News flash! Every week, following the Board meeting, Supervisor Kuehl picks five items you might find interesting, important, and/or fun. It’s your way to get a quick rundown of several highlights of the meeting in no more than 5 minutes! Looking for more? Click here to get the entire agenda.
Affordable Housing in the Third District
According to the most recent Census data, more than 800,000 of LA County renters would qualify for affordable housing, were it available. Unfortunately, however, fewer than 300,000 units are available across the county.
To help close this gap, this week the Board approved $41.2 million in funding for ten affordable housing projects. These projects are a mix of preserving existing affordable housing and creating new units, and will contribute 802 units to our affordable housing stock.
Three of these projects are in the Third District, including Palm Vista, featuring 91 affordable units in Winnetka.
Countywide Plan for Audit and Contract Monitoring
I am pleased that the Board passed my motion to correct inconsistencies among departmental audits and standardize audit reports countywide.
The Auditor-Controller conducts about 110 audits annually using a systemic process, and these audits are reviewed by the Audit Committee. In 2019, the Auditor-Controller surveyed all County departmental audit contract monitoring, and investigative functions, and identified a number of inconsistencies. This motion requires a report back on Audit and Contract Monitoring Plans, which each department will develop in consultation with the Auditor-Controller.
100 Day Challenge
LA County is doing all we can to combat the homelessness crisis, but we can’t do it alone. That is why I am grateful to have state support from Governor Gavin Newsom, and that the Board passed a motion I co-authored with Supervisor Kathryn Barger supporting the Governor’s 100-Day Challenge.
100-day challenges are part of a growing national movement to prevent and end homelessness, developed through the Rapid Results Institute in coordination with the United States Interagency Council on Homelessness. Last year, Governor Newsom allocated $650 million in one-time funding to counties, cities, and continuums of care called the Homeless Housing, Assistance, and Prevention Program (HHAP). LA County received $65 million, and a portion of that must go to immediate actions to address homelessness.
As part of the Challenge, we have elected to put $2.4 million of our HHAP funds towards two employment-focused pilots in South LA and Pasadena, which will help participants develop skills, as well as find and retain jobs.
News of the coronavirus spreading in the US is alarming, and the best thing we can do at the county level is prepare, prepare, prepare!
The Board passed several motions related to acquiring appropriate funding and having concrete plans in place to adequately prepare to respond to the coronavirus. The first motion, authored by Supervisor Kathryn Barger, approves a request for $7.5 million in federal funding for the Department of Public Health, which will need increased staffing and testing funds in the event of an outbreak. The second motion authored by Supervisor Hilda Solis requests a comprehensive assessment of the County’s preparedness and resources, including an inventory of medical equipment, and protocols for schools, hospitals, and residents in the event of an emergency declaration, and more.

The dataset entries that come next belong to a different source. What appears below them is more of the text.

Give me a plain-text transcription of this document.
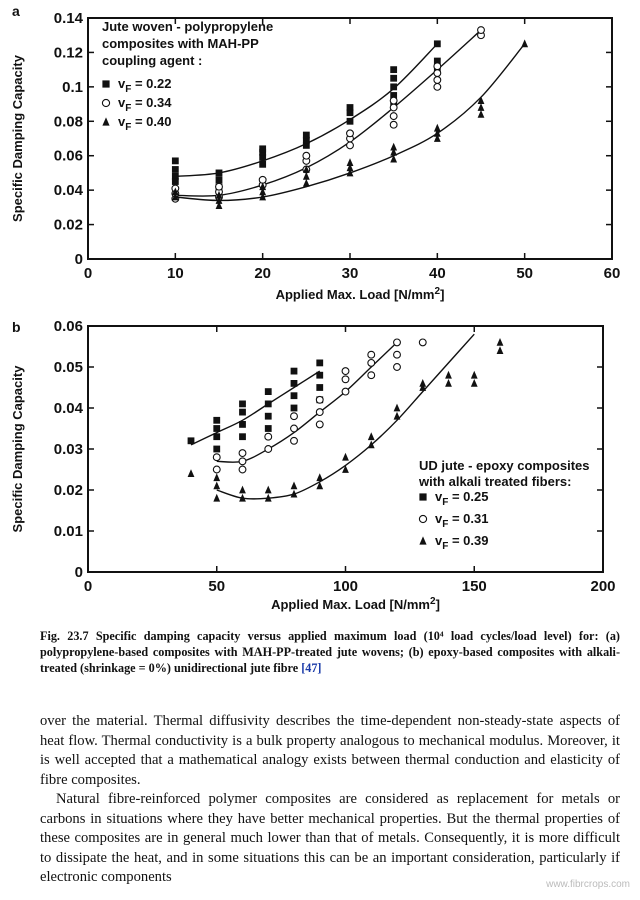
a
0	10	20	30	40	50	60
0
0.02
0.04
0.06
0.08
0.1
0.12
0.14
Applied Max. Load $[N/mm^2]$
Specific Damping Capacity
Jute woven - polypropylene
composites with MAH-PP
coupling agent :
$v_F = 0.22$
$v_F = 0.34$
$v_F = 0.40$
b
0	50	100	150	200
0
0.01
0.02
0.03
0.04
0.05
0.06
Applied Max. Load $[N/mm^2]$
Specific Damping Capacity	UD jute - epoxy composites
with alkali treated fibers:
$v_F = 0.25$
$v_F = 0.31$
$v_F = 0.39$
Fig. 23.7 Specific damping capacity versus applied maximum load (10⁴ load cycles/load level) for: (a) polypropylene-based composites with MAH-PP-treated jute wovens; (b) epoxy-based composites with alkali-treated (shrinkage = 0%) unidirectional jute fibre [47]

over the material. Thermal diffusivity describes the time-dependent non-steady-state aspects of heat flow. Thermal conductivity is a bulk property analogous to mechanical modulus. Moreover, it is well accepted that a mathematical analogy exists between thermal conduction and elasticity of fibre composites.

Natural fibre-reinforced polymer composites are considered as replacement for metals or carbons in situations where they have better mechanical properties. But the thermal properties of these composites are in general much lower than that of metals. Consequently, it is more difficult to dissipate the heat, and in some situations this can be an important consideration, particularly if electronic components	www.fibrcrops.com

Finally, the Board approved a motion by Supervisor Barger that calls for each department to develop a plan that allows for employees to telework in the event they need to stay home when they are sick or need to care for a sick child. It is imperative to make these options available to workers to prevent the spread of illness, including common diseases like the flu.

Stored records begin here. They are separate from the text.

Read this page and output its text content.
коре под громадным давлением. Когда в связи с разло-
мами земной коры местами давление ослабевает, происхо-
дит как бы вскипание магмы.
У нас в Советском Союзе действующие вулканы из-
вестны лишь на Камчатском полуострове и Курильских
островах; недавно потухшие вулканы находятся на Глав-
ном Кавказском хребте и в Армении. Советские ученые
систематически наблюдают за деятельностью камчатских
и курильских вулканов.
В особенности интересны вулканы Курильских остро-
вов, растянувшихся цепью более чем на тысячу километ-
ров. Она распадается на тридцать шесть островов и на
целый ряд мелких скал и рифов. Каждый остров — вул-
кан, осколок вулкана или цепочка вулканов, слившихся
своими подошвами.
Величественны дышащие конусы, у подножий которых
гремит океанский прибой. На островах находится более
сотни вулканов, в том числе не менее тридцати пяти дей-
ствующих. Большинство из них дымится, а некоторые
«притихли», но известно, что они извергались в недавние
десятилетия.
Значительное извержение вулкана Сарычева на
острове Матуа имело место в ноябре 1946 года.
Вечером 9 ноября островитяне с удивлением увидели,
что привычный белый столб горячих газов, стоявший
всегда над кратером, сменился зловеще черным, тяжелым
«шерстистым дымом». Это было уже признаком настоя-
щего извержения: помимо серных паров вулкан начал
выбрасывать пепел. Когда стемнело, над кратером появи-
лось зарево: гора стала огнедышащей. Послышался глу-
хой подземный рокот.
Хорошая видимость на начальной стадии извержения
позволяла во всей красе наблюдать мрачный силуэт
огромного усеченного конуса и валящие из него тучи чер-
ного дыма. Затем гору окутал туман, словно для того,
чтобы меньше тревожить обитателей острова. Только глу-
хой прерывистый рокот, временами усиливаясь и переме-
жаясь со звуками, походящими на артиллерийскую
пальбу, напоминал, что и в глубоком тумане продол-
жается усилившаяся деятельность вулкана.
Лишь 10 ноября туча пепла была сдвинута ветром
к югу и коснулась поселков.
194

Los Angeles County Drainage Area
This week, the Board passed a motion authored by Supervisors Solis and Barger that seeks a legislative solution to bring critical water infrastructure under local control.
The US Army Corps of Engineers and the Los Angeles County Flood Control District (District) work collaboratively to operate the Los Angeles County Drainage Area system, an extensive network of water management infrastructure that provides flood risk management to approximately 10 million people and 2.1 million parcels valued at over $1 trillion. Federal funding limitations have hindered the Army Corps from adequately maintaining portions of the system, which includes dams, debris retention basins, and open channels.
This motion directs our advocates in DC to promote the inclusion of language in the 2020 Water Resources Development Act that would allow the Army Corps to transfer the facilities to LA County Flood District, eliminating red tape in critical infrastructure improvement projects.